The key difference here is MOVEMENT.
A stationary child is perfection. They sit, they smile, they let you clean without interference. Heavenly.
A moving child is a nightmare on legs. They run, they destroy, they undo everything you do the second after you did it.
When you have a five month old who sits and smiles, it’s quite easy to keep a nice clean home. It’s understandable how you could walk into a friend’s house and judge her and her Lord of the Flies children. ‘How hard is it, Melissa? You filthy broad.’
Give her a break. Poor old Melissa has moving children.
When your child starts to move, you won’t stand a chance of keeping things tidy. Even if you removed every item from your home and lived in an empty shell, your child would smuggle in rocks from outside and scatter them around like tiny shards of rebellion digging into the soft underbelly of your poor, tender feet.
We’ve established that children enjoy the putting of all the things on the floor.

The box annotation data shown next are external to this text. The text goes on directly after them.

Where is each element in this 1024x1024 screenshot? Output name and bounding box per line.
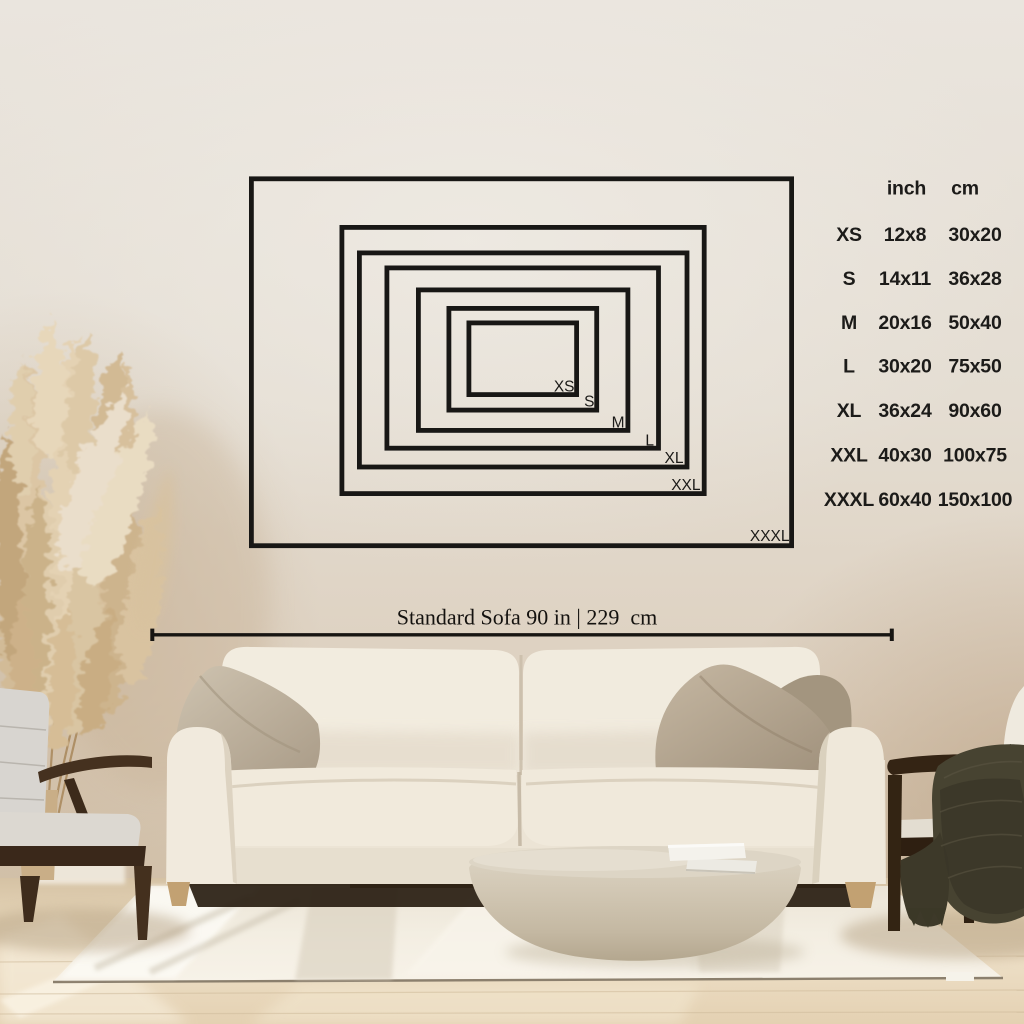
svg-text:XS: XS: [836, 224, 862, 246]
svg-text:S: S: [584, 394, 594, 411]
svg-text:XXXL: XXXL: [750, 528, 790, 545]
svg-text:cm: cm: [951, 178, 979, 200]
svg-text:14x11: 14x11: [879, 268, 932, 290]
svg-text:L: L: [645, 432, 654, 449]
svg-text:36x24: 36x24: [878, 400, 932, 422]
svg-text:M: M: [841, 312, 857, 334]
svg-text:inch: inch: [887, 178, 926, 200]
svg-text:12x8: 12x8: [884, 224, 927, 246]
svg-text:30x20: 30x20: [948, 224, 1002, 246]
svg-text:S: S: [843, 268, 856, 290]
svg-text:Standard Sofa 90 in | 229 cm: Standard Sofa 90 in | 229 cm: [397, 605, 657, 630]
svg-text:90x60: 90x60: [948, 400, 1002, 422]
svg-text:30x20: 30x20: [878, 356, 932, 378]
svg-text:XL: XL: [665, 450, 684, 467]
svg-text:L: L: [843, 356, 855, 378]
svg-text:XXL: XXL: [671, 477, 701, 494]
svg-text:XL: XL: [837, 400, 862, 422]
svg-text:75x50: 75x50: [948, 356, 1002, 378]
svg-text:XS: XS: [554, 379, 575, 396]
svg-text:100x75: 100x75: [943, 444, 1007, 466]
svg-text:60x40: 60x40: [878, 489, 932, 511]
svg-text:36x28: 36x28: [948, 268, 1002, 290]
svg-text:50x40: 50x40: [948, 312, 1002, 334]
svg-text:M: M: [612, 414, 625, 431]
svg-text:20x16: 20x16: [878, 312, 932, 334]
svg-text:40x30: 40x30: [878, 444, 932, 466]
svg-text:150x100: 150x100: [938, 489, 1013, 511]
svg-text:XXL: XXL: [830, 444, 868, 466]
svg-text:XXXL: XXXL: [824, 489, 874, 511]
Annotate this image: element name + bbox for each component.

Children also spill things. All the things. Even things with lids will somehow find a way to spill. Food, drinks, nappies. All on the floor. They also love to break things and rub filthy hands on things and lick ALL THE THINGS.
It’s adorable of you to think you’d be able to keep on top of it. That every time something was put on the floor, you’d be there to grab it and put it back in its rightful place.
Let’s imagine that universe.
Your only job is to replace what your child has pulled out. You cannot go to the toilet. You cannot make food. You cannot turn your head. You cannot do a damned thing all day except put away what your child has pulled out.
At some point in the day you leave some of the things for a few minutes so you can get something else done. You’ll get back to it later, you tell yourself. But later comes and your child drops his nappy, and a turd rolls onto the kitchen floor. Obviously, that takes priority. So you deal with that while he pulls out some more things.
A little bit later, you try to get back to the tidying, but your child is hungry. And tired. And demands a ball you don’t even own, and screams at you for 24 minutes. And the phone rings. And later never comes. And by the time he goes to bed, he’s created seventeen times more mess than you started with, and you have a little sob, grab a glass of wine and sit down to watch TV because you’ve earned it.
And this is why our homes look like a scene from Lord of the Flies. Unless we have people coming over, and then we throw everything into a washing basket and chuck it in a garage or cupboard five minutes before they arrive. Tada!